Monday, May 17, 2021

Black Boy by Richard Wright (audiobook)

genre: memoir

In Black Boy, Richard Wright takes us back in time to his earliest memories as a child in Mississippi and Arkansas in the early 20th century. All the misunderstandings and frustrations of youth are compounded in his experience as a Black child in the Deep South. The financial instability, the family drama, the constant knowledge that there is something huge you don’t quite understand - Richard’s intelligence and fierce independence means that he will figure out the world in his own way and once he does - the plight of being Black in America will hit like  like an unfathomable weight.

Black Boy is his story. His struggle. His processing of his life and learning, Black Boy is Richard’s trajectory from youth to manhood in a world that stamped him second class from the moment he left the womb. So many painful and traumatic dead ends. To be in his head on the journey to understanding the way his life would play out because of his Blackness has deeply affected me as a modem white person. He’s so human in his self depreciation, so honest in his desires and faults that my heart actually ached with the tragedy and horrors of race history in this country.
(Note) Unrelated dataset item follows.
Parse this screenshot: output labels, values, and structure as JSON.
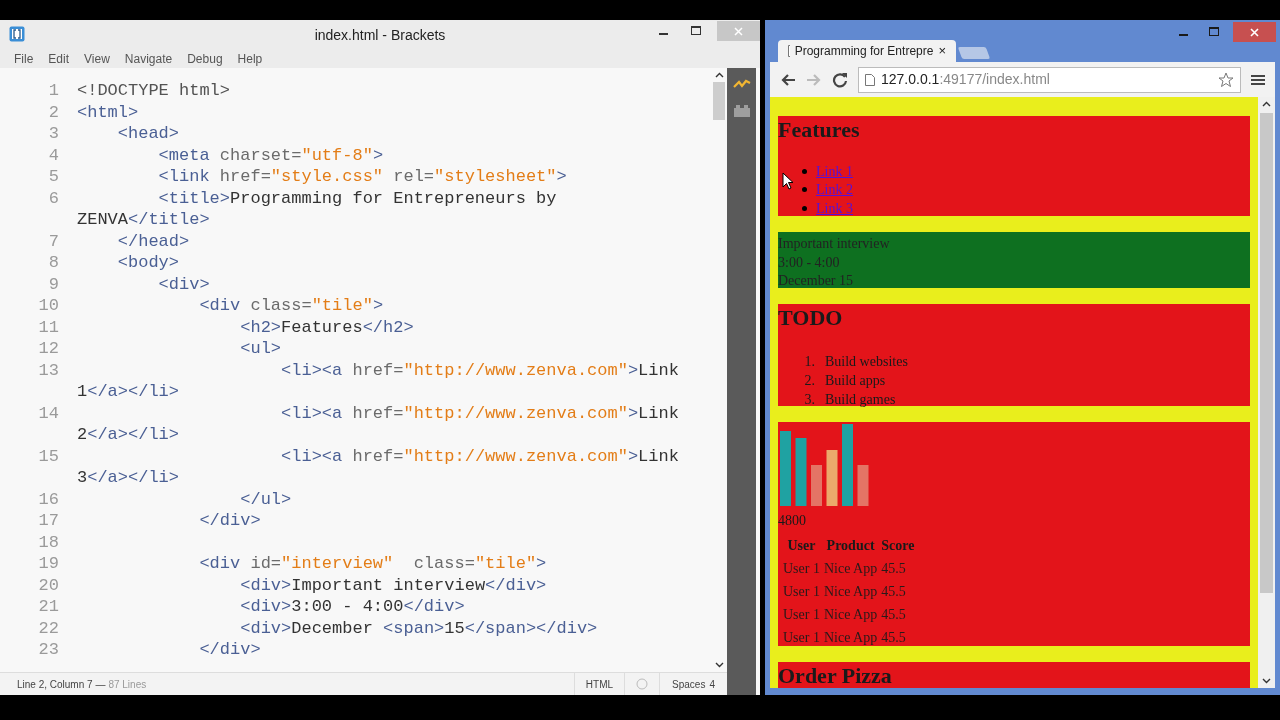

I especially kept thinking about the brilliance and innovation and talent that NEVER had a chance to flourish because of the way Black people were kept in poverty and ignorance ON PURPOSE - there is no time to write or imagine or create when you can’t literally even find food to eat or a place to put your body at night.  The writing is so good that it sucked me right into his whole world and it was a really hard place to be.

I am taking off half a star, though, because the last 20% or so was far less interesting to me. It’s about his political experiences as a young man and while I did learn a lot of context and history that I had no idea of, it just wasn’t as compellingly written in my opinion, I had a harder time wanting to read it.

Overall, though, I am sad that this book intimidated me so much that I waited so long to read it. I wish I’d read it in my early twenties or even high school because I honestly don’t know if I have ever read about the real life experience of a Black man from this time period, told in his own words. It’s so poignant and powerful and, yes, painfully raw. It MAKES you look at Jim Crow and race relations and forces you to see how denigrating and upsetting this America was for so many of its citizens for so long.

1 comment:

Kim Aippersbach said...

I just read a dystopian sci-fi called Gutter Child that tries to convey exactly this experience in a speculative setting. It was well-done, and very hard to read. How much harder will it be to read the true story in the words of someone who experienced it. And to know that despite all the little advances in civil rights and general awareness of the problem, things haven't really changed!